Soumia Boutkhil, a Moroccan scholar from Université Mohammed I Oujda, will present “The Challenges to Women’s Full Citizenship in Morocco,” at noon Tuesday, Nov. 12, in the Old Main Colloquium. Larbi Touaf, Boutkhil’s husband and the College’s Visiting Fulbright Scholar, will offer a talk titled “Democracy and Women’s Rights after the Arab Spring,” at 4:30 p.m. Wednesday, Nov. 13, in Moffett Center, Room 2125. His talk is part of the 2013-14 Rozanne M. Brooks Lecture Series at SUNY Cortland.

Both events are free and open to the public.

Boutkhil, an associate professor of English and the director of the Master’s Program in Gender, Society and Human Development at her institution, will discuss changes in family laws that have been passed within the last 10 years in Morocco along with the difficulties that came while putting those laws into effect.
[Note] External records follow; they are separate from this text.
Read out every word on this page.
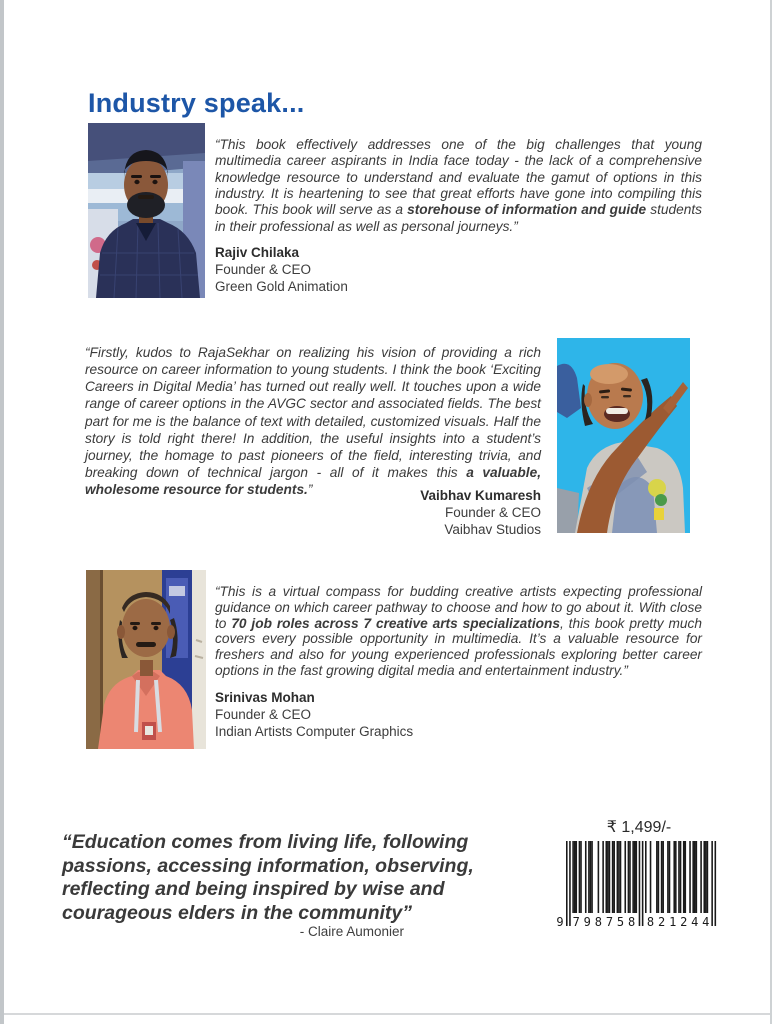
Industry speak...

“This book effectively addresses one of the big challenges that young multimedia career aspirants in India face today - the lack of a comprehensive knowledge resource to understand and evaluate the gamut of options in this industry. It is heartening to see that great efforts have gone into compiling this book. This book will serve as a storehouse of information and guide students in their professional as well as personal journeys.”

Rajiv Chilaka
Founder & CEO
Green Gold Animation

“Firstly, kudos to RajaSekhar on realizing his vision of providing a rich resource on career information to young students. I think the book ‘Exciting Careers in Digital Media’ has turned out really well. It touches upon a wide range of career options in the AVGC sector and associated fields. The best part for me is the balance of text with detailed, customized visuals. Half the story is told right there! In addition, the useful insights into a student’s journey, the homage to past pioneers of the field, interesting trivia, and breaking down of technical jargon - all of it makes this a valuable, wholesome resource for students.”	Vaibhav Kumaresh
Founder & CEO
Vaibhav Studios

“This is a virtual compass for budding creative artists expecting professional guidance on which career pathway to choose and how to go about it. With close to 70 job roles across 7 creative arts specializations, this book pretty much covers every possible opportunity in multimedia. It’s a valuable resource for freshers and also for young experienced professionals exploring better career options in the fast growing digital media and entertainment industry.”

Srinivas Mohan
Founder & CEO
Indian Artists Computer Graphics
“Education comes from living life, following passions, accessing information, observing, reflecting and being inspired by wise and courageous elders in the community”
- Claire Aumonier
₹ 1,499/-
9 7 9 8 7 5 8 8 2 1 2 4 4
Those difficulties include the discretionary power of judges as well as the persistence of social practices such as polygamy and underage marriage.

Like her husband, Boutkhil is a Fulbright Scholar, having studied at Rutgers University in 2008. She is the co-editor of several edited books and many articles pertaining to her academic specialties, which include women and gender studies, feminist theory and postcolonial literature and theory.

Her talk is supported by the College’s Institute for Civic Engagement, the Center for Gender and Intercultural Studies and the Clark Center for International Education.

Touaf, who also is an associate professor of English at Université Mohammed I Oujda, came to SUNY Cortland to study its Institute for Civic Engagement as a model for service-learning and the creation of strong campus and community partnerships.

His latest talk, however, will examine the aftermath of the Arab Spring demonstrations and protests, specifically as they relate to women in parts of the Middle East and North Africa. This year’s Brooks lectures are centered on the theme of “Cultures in Conflict, Pathways to Resolution.”

Touaf first visited the United States as a teenager and returned for graduate work at the University at Buffalo. He was first introduced to SUNY Cortland in 2011 while he served as a Visiting Fellow in Syracuse University’s Maxwell School of Citizenship and Public Affairs.

His research interests and areas of expertise include postcolonial studies; English and French languages; Maghreb, or Northwest African, and Middle Eastern studies; and youth civic engagement. Touaf has five edited volumes along with numerous articles and book chapters, published in both English and French, to his credit.